Neither of these standards will provide coverage for workers outside the healthcare sector. The problem here is not that OSHA or the White House is unaware or uncaring of the need for a standard to protect all workers, but that the OSHA regulatory process is dysfunctional: it takes the agency from 10 to 20 years to finalize a major standard. And they’ve already been working on the comprehensive infectious disease standard for over 12 years. This lengthy process is hardly adequate in today’s world where workers face can face new hazards that require a quick and nimble response from the only federal agency tasked to protect them. And it’s hard to believe that the bipartisan originators of OSHA envisioned a process where new standards would take decades to issue.
More protective standards
Improving the regulatory process and enforcement of OSHA standards requires increased funding — and changes in the law that allow much faster and easier rulemaking to protect workers. Neither of these is likely in the near future. OSHA’s regulatory budget was cut during the first year of the Trump administration from a paltry $20 million to $18 million. To this date, it has still not recovered — remaining at $19.5 million in the FY 2022 budget. And Republicans are more focused on slowing or killing the regulatory process than making it faster and more efficient.
If OSHA is unable to issue a comprehensive infectious disease standard covering all workers, there may be other, less onerous, things that OSHA can do: for example, improving recordkeeping around infectious diseases, requiring reporting of outbreaks to OSHA, or adding infectious diseases to the Hazard Communication standard (which currently requires workers to be trained about any chemicals they are exposed to but not infectious diseases.) OSHA, along with other federal agencies and state, could collaborate to require and fund improved ventilation in all public buildings and workplaces.
A Republican Congress?
With strong Republican resistance to any regulatory protections, it is highly unlikely that the Occupational Safety and Health Act will be improved or receive significantly increased funding adequate to make standard-setting easier and faster.

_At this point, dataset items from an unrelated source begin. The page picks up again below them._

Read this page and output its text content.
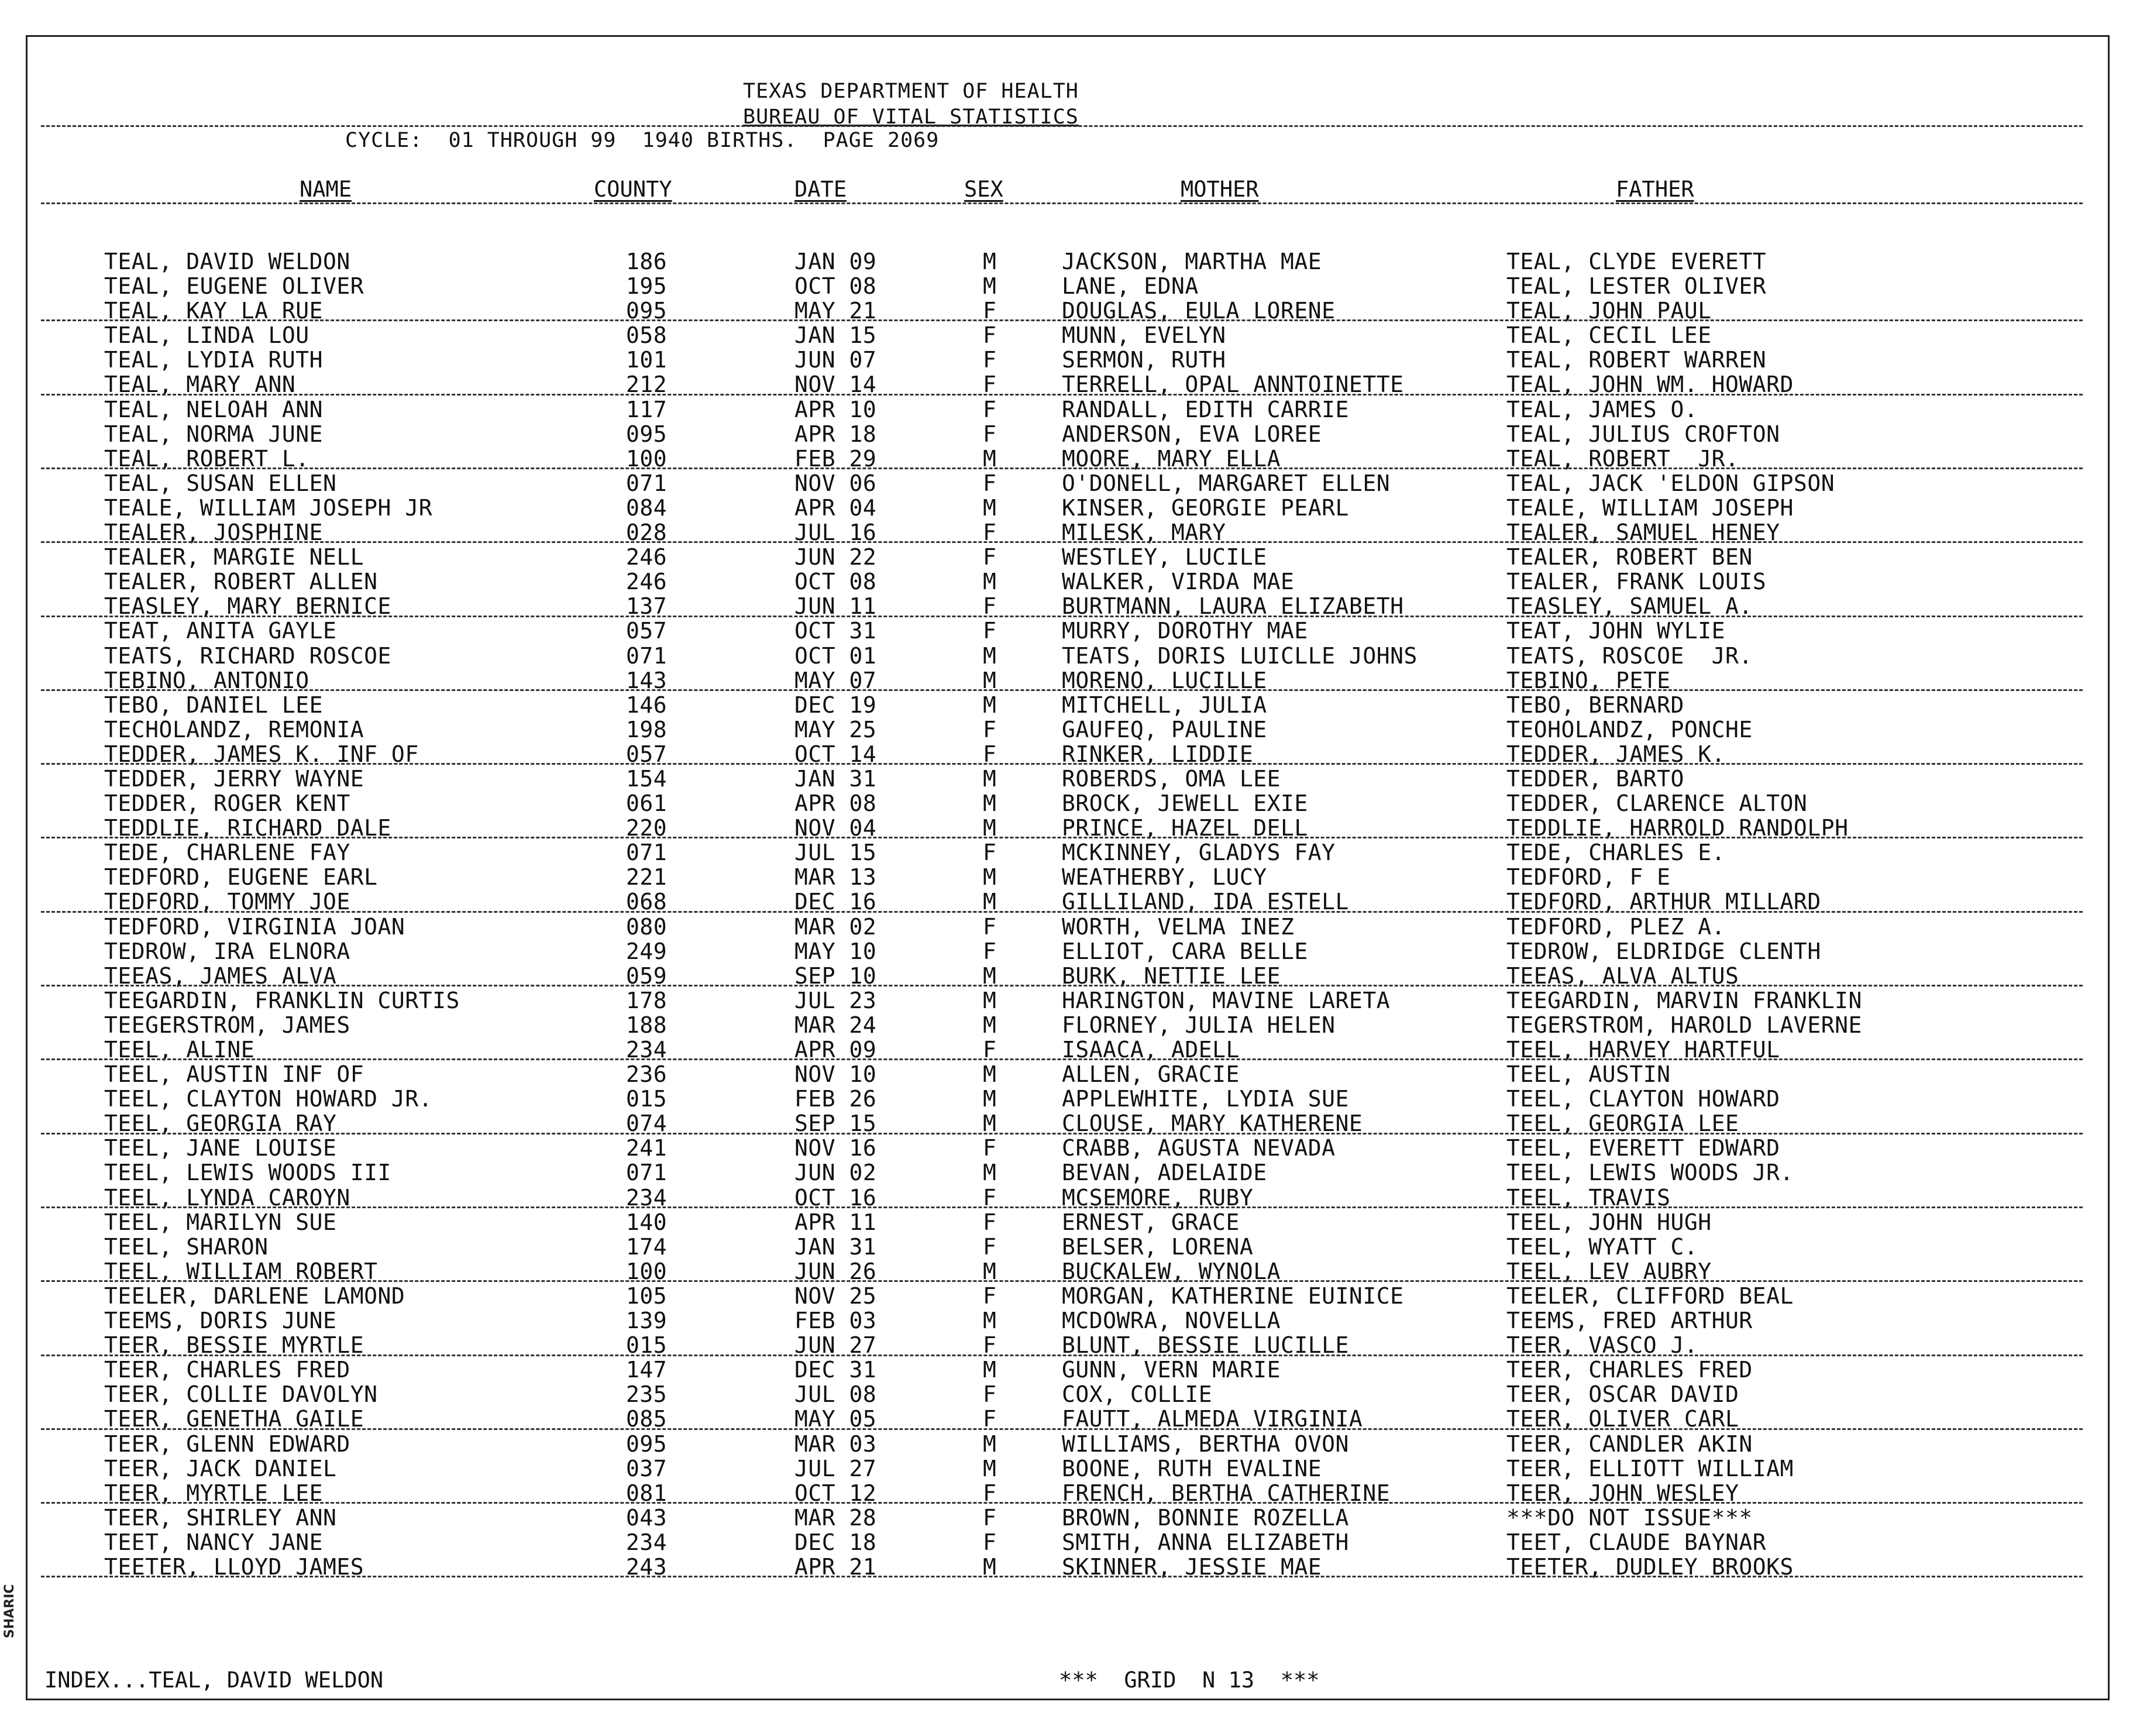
SHARIC
TEXAS DEPARTMENT OF HEALTH
BUREAU OF VITAL STATISTICS
CYCLE:  01 THROUGH 99  1940 BIRTHS.  PAGE 2069
NAME	COUNTY	DATE	SEX	MOTHER	FATHER
TEAL, DAVID WELDON	186	JAN 09	M	JACKSON, MARTHA MAE	TEAL, CLYDE EVERETT
TEAL, EUGENE OLIVER	195	OCT 08	M	LANE, EDNA	TEAL, LESTER OLIVER
TEAL, KAY LA RUE	095	MAY 21	F	DOUGLAS, EULA LORENE	TEAL, JOHN PAUL
TEAL, LINDA LOU	058	JAN 15	F	MUNN, EVELYN	TEAL, CECIL LEE
TEAL, LYDIA RUTH	101	JUN 07	F	SERMON, RUTH	TEAL, ROBERT WARREN
TEAL, MARY ANN	212	NOV 14	F	TERRELL, OPAL ANNTOINETTE	TEAL, JOHN WM. HOWARD
TEAL, NELOAH ANN	117	APR 10	F	RANDALL, EDITH CARRIE	TEAL, JAMES O.
TEAL, NORMA JUNE	095	APR 18	F	ANDERSON, EVA LOREE	TEAL, JULIUS CROFTON
TEAL, ROBERT L.	100	FEB 29	M	MOORE, MARY ELLA	TEAL, ROBERT  JR.
TEAL, SUSAN ELLEN	071	NOV 06	F	O'DONELL, MARGARET ELLEN	TEAL, JACK 'ELDON GIPSON
TEALE, WILLIAM JOSEPH JR	084	APR 04	M	KINSER, GEORGIE PEARL	TEALE, WILLIAM JOSEPH
TEALER, JOSPHINE	028	JUL 16	F	MILESK, MARY	TEALER, SAMUEL HENEY
TEALER, MARGIE NELL	246	JUN 22	F	WESTLEY, LUCILE	TEALER, ROBERT BEN
TEALER, ROBERT ALLEN	246	OCT 08	M	WALKER, VIRDA MAE	TEALER, FRANK LOUIS
TEASLEY, MARY BERNICE	137	JUN 11	F	BURTMANN, LAURA ELIZABETH	TEASLEY, SAMUEL A.
TEAT, ANITA GAYLE	057	OCT 31	F	MURRY, DOROTHY MAE	TEAT, JOHN WYLIE
TEATS, RICHARD ROSCOE	071	OCT 01	M	TEATS, DORIS LUICLLE JOHNS	TEATS, ROSCOE  JR.
TEBINO, ANTONIO	143	MAY 07	M	MORENO, LUCILLE	TEBINO, PETE
TEBO, DANIEL LEE	146	DEC 19	M	MITCHELL, JULIA	TEBO, BERNARD
TECHOLANDZ, REMONIA	198	MAY 25	F	GAUFEQ, PAULINE	TEOHOLANDZ, PONCHE
TEDDER, JAMES K. INF OF	057	OCT 14	F	RINKER, LIDDIE	TEDDER, JAMES K.
TEDDER, JERRY WAYNE	154	JAN 31	M	ROBERDS, OMA LEE	TEDDER, BARTO
TEDDER, ROGER KENT	061	APR 08	M	BROCK, JEWELL EXIE	TEDDER, CLARENCE ALTON
TEDDLIE, RICHARD DALE	220	NOV 04	M	PRINCE, HAZEL DELL	TEDDLIE, HARROLD RANDOLPH
TEDE, CHARLENE FAY	071	JUL 15	F	MCKINNEY, GLADYS FAY	TEDE, CHARLES E.
TEDFORD, EUGENE EARL	221	MAR 13	M	WEATHERBY, LUCY	TEDFORD, F E
TEDFORD, TOMMY JOE	068	DEC 16	M	GILLILAND, IDA ESTELL	TEDFORD, ARTHUR MILLARD
TEDFORD, VIRGINIA JOAN	080	MAR 02	F	WORTH, VELMA INEZ	TEDFORD, PLEZ A.
TEDROW, IRA ELNORA	249	MAY 10	F	ELLIOT, CARA BELLE	TEDROW, ELDRIDGE CLENTH
TEEAS, JAMES ALVA	059	SEP 10	M	BURK, NETTIE LEE	TEEAS, ALVA ALTUS
TEEGARDIN, FRANKLIN CURTIS	178	JUL 23	M	HARINGTON, MAVINE LARETA	TEEGARDIN, MARVIN FRANKLIN
TEEGERSTROM, JAMES	188	MAR 24	M	FLORNEY, JULIA HELEN	TEGERSTROM, HAROLD LAVERNE
TEEL, ALINE	234	APR 09	F	ISAACA, ADELL	TEEL, HARVEY HARTFUL
TEEL, AUSTIN INF OF	236	NOV 10	M	ALLEN, GRACIE	TEEL, AUSTIN
TEEL, CLAYTON HOWARD JR.	015	FEB 26	M	APPLEWHITE, LYDIA SUE	TEEL, CLAYTON HOWARD
TEEL, GEORGIA RAY	074	SEP 15	M	CLOUSE, MARY KATHERENE	TEEL, GEORGIA LEE
TEEL, JANE LOUISE	241	NOV 16	F	CRABB, AGUSTA NEVADA	TEEL, EVERETT EDWARD
TEEL, LEWIS WOODS III	071	JUN 02	M	BEVAN, ADELAIDE	TEEL, LEWIS WOODS JR.
TEEL, LYNDA CAROYN	234	OCT 16	F	MCSEMORE, RUBY	TEEL, TRAVIS
TEEL, MARILYN SUE	140	APR 11	F	ERNEST, GRACE	TEEL, JOHN HUGH
TEEL, SHARON	174	JAN 31	F	BELSER, LORENA	TEEL, WYATT C.
TEEL, WILLIAM ROBERT	100	JUN 26	M	BUCKALEW, WYNOLA	TEEL, LEV AUBRY
TEELER, DARLENE LAMOND	105	NOV 25	F	MORGAN, KATHERINE EUINICE	TEELER, CLIFFORD BEAL
TEEMS, DORIS JUNE	139	FEB 03	M	MCDOWRA, NOVELLA	TEEMS, FRED ARTHUR
TEER, BESSIE MYRTLE	015	JUN 27	F	BLUNT, BESSIE LUCILLE	TEER, VASCO J.
TEER, CHARLES FRED	147	DEC 31	M	GUNN, VERN MARIE	TEER, CHARLES FRED
TEER, COLLIE DAVOLYN	235	JUL 08	F	COX, COLLIE	TEER, OSCAR DAVID
TEER, GENETHA GAILE	085	MAY 05	F	FAUTT, ALMEDA VIRGINIA	TEER, OLIVER CARL
TEER, GLENN EDWARD	095	MAR 03	M	WILLIAMS, BERTHA OVON	TEER, CANDLER AKIN
TEER, JACK DANIEL	037	JUL 27	M	BOONE, RUTH EVALINE	TEER, ELLIOTT WILLIAM
TEER, MYRTLE LEE	081	OCT 12	F	FRENCH, BERTHA CATHERINE	TEER, JOHN WESLEY
TEER, SHIRLEY ANN	043	MAR 28	F	BROWN, BONNIE ROZELLA	***DO NOT ISSUE***
TEET, NANCY JANE	234	DEC 18	F	SMITH, ANNA ELIZABETH	TEET, CLAUDE BAYNAR
TEETER, LLOYD JAMES	243	APR 21	M	SKINNER, JESSIE MAE	TEETER, DUDLEY BROOKS
INDEX...TEAL, DAVID WELDON	***  GRID  N 13  ***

Tomorrow’s elections are about how we are governed, about the preservation of our Democracy and about who lives and dies in American workplaces.
And the likelihood of addressing pandemic precautions are also more unlikely if Republicans capture either house of Congress in tomorrow’s elections.
If Republicans take the Senate majority, for example, the Chair of the powerful Health, Education, Labor and Pension’s committee may be Rand Paul (R-KY), who has opposed all pro-labor legislation and whose main life obsession seems to be to blame Dr. Anthony Fauci for the COVID pandemic. Paul’s campaign website features “Fire Fauci” banner and he “called for more research into treatments such as ivermectin, noting that it was already in clinical trials to test its effectiveness against a number of viruses, including SARS-CoV-2. The drug was subsequently shown to be ineffective against the coronavirus.”
We’re not sure who will take over the House Education and Labor Committee. Current ranking member Virginia Foxx (R-NC) who thinks there’s a hammer and sickle tattooed on very Democrat’s back, may be termed out, leaving the Chairmanship to other, equally anti-labor members. The only firm plan House Republicans seem to have is to change the name to Committee on Education and the Workforce because the word “labor” is so negative.
OSHA can also expect more attacks and investigations on over-reach of the defunct “vaccine mandate,” and their enforcement and regulatory process in general. If Republicans take both Houses, expect funding cuts (or at least no significant increases) and attempts at appropriations riders that will restrict OSHA rulemaking.
Tomorrow’s elections are about how we are governed, about the preservation of our Democracy and about who lives and dies in American workplaces.